For Soriano, who has made an incredible impact for the Yankees by clubbing rockets out of the ballpark, it was a rare treat to keep one from leaving. The Yanks applauded Soriano's grab of Manny Machado's deep drive last Thursday, but it was just one more installment of what has been a remarkable second half for the 37-year-old veteran.
Since being refitted for pinstripes by a July 26 trade with the Cubs, Soriano has helped to change the landscape of the lineup in a major way. His 15 home runs and 47 RBIs since joining the team lead the Major Leagues over that span; after navigating the first few months of the season as a club that relied on strong pitching and hoping for a few timely hits, Soriano helped make the Yankees feel like the Bronx Bombers of old.
"It's a big difference now, because you've got three guys who weren't there in the beginning: Soriano, Alex [Rodriguez], and [Curtis] Granderson," second baseman Robinson Cano said. "Now you have to face those guys."
Even before Brett Gardner suffered what may have been a season-ending left oblique injury late last week, manager Joe Girardi was allowing Soriano to patrol left field on a regular basis. Girardi explained that Soriano feels playing defense keeps him in the game offensively, and though Granderson is generally regarded as a better defensive player, Girardi had no intention of disrupting Soriano's hot streak.
"If you put his numbers out there [over a full season], he's going to drive in 160 runs and hit 60 home runs," Girardi said. "Those are pretty incredible numbers if you put him at that pace."
The Yanks desperately needed help with run production, which is what drew them to a reunion with Soriano in the first place. He has certainly lived up to his billing, hitting 11 home runs in August alone, the only Yankee in history to do so at age 37 or older.
But they had little reason to expect the other areas of Soriano's game to be so helpful; with the Cubs, Soriano was hitting .254 with a .287 on-base percentage, and scouts whispered about how he seemed to be a non-factor in the outfield and on the basepaths.
"It just hasn't been his offense; it's been his defense, it's been him running the bases," Girardi said. "There's been so many things that he's done for us.

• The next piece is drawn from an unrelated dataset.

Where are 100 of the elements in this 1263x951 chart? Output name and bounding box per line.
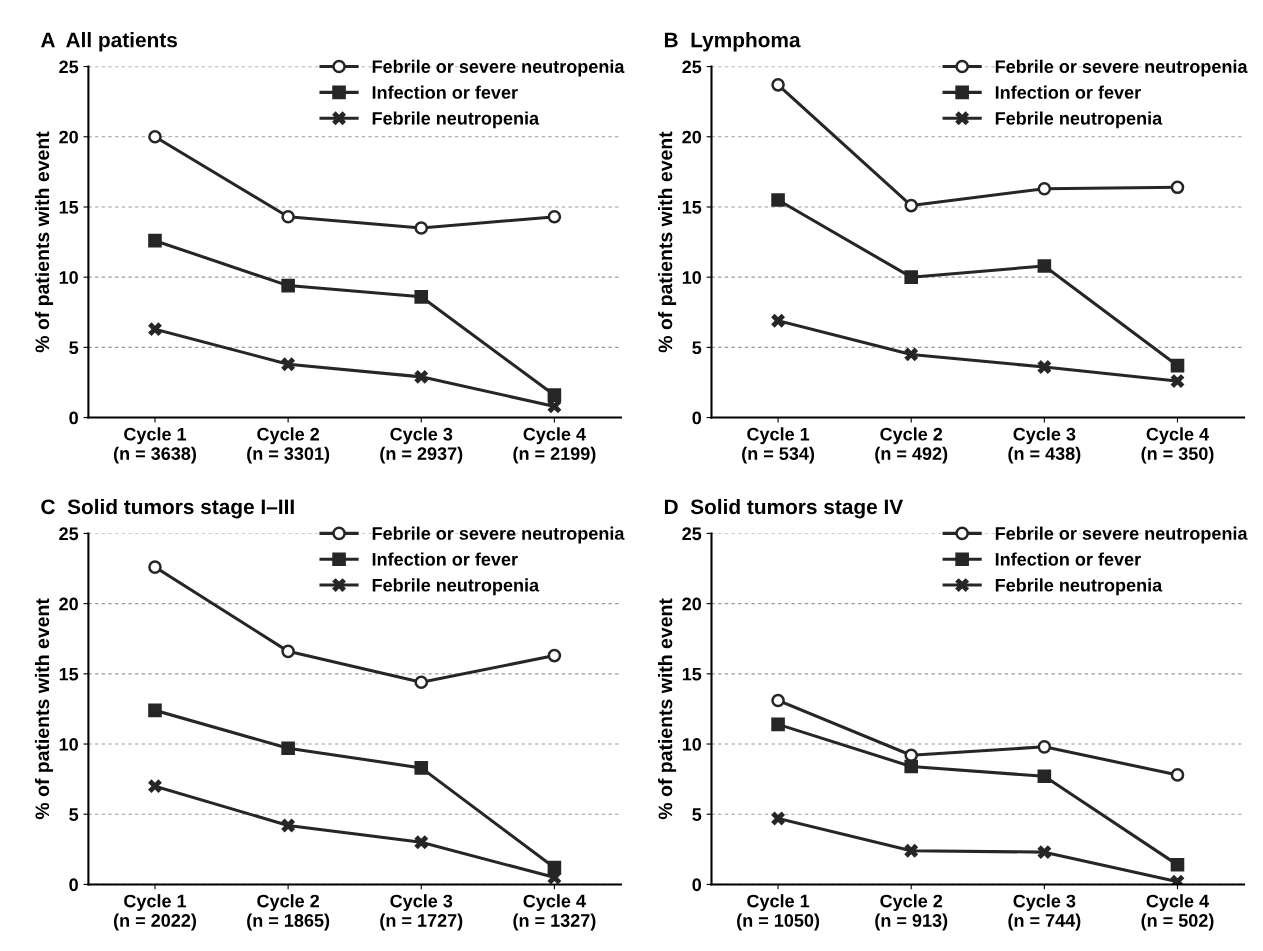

I don't think any of us imagined it would probably be this much."
In fact, general manager Brian Cashman has acknowledged that while he believed Soriano would help the lineup's production, he was balking at surrendering Minor Leaguer right-hander Corey Black, who was 3-8 with a 4.25 ERA in 19 starts at Class A Advanced Tampa and has not appeared on any of the club's top prospect lists.
Owner Hal Steinbrenner ultimately pushed the deal through. The Cubs are footing the bill for approximately $18 million of the $25 million that remains on Soriano's contract through 2014, making the trade already look like a steal regardless of Black's future development.
"There were a couple more teams [interested], but when they said the Yankees, I just forgot all the teams," said Soriano, who had to waive a no-trade clause to complete the deal. "I focused on the Yankees."
Soriano said that he was re-energized by the idea of participating in meaningful September baseball. He enjoyed playing at Wrigley Field, but realized that the Cubs were in need of more help than he alone could offer.
"Chicago is a great city, a great team and a great organization, but I think they're in a tough division," Soriano said. "Thank God that I came back to the team that I used to play before. The Yankees, they love to win."
Regardless of what happens the rest of the way with the Yankees, who were parked three games out of the second Wild Card spot after being swept by the Red Sox in Boston, Soriano has made some history during these few weeks back in New York. He has become the sixth player to hit 15 or more homers for two teams in one season, according to the Elias Sports Bureau, and one of those players should be fondly recalled by Yanks fans.
In 2000, David Justice arrived as a July acquisition from the Indians and proceeded to hit 20 home runs in just 78 games, helping Joe Torre's Yankees as they chased down their fourth World Series championship in five seasons.
That is the type of outcome that Soriano would love to be able to toast at the end of this campaign. For now, as he did that night in Baltimore, he just wants to steal a few seconds here and there to enjoy this.
"I just try to do my job, not try to put extra pressure on me," Soriano said. "I just try to go out and have fun every inning, every pitch and every game. That's what I like to do, and that's what I'm trying to do; just help the team to win."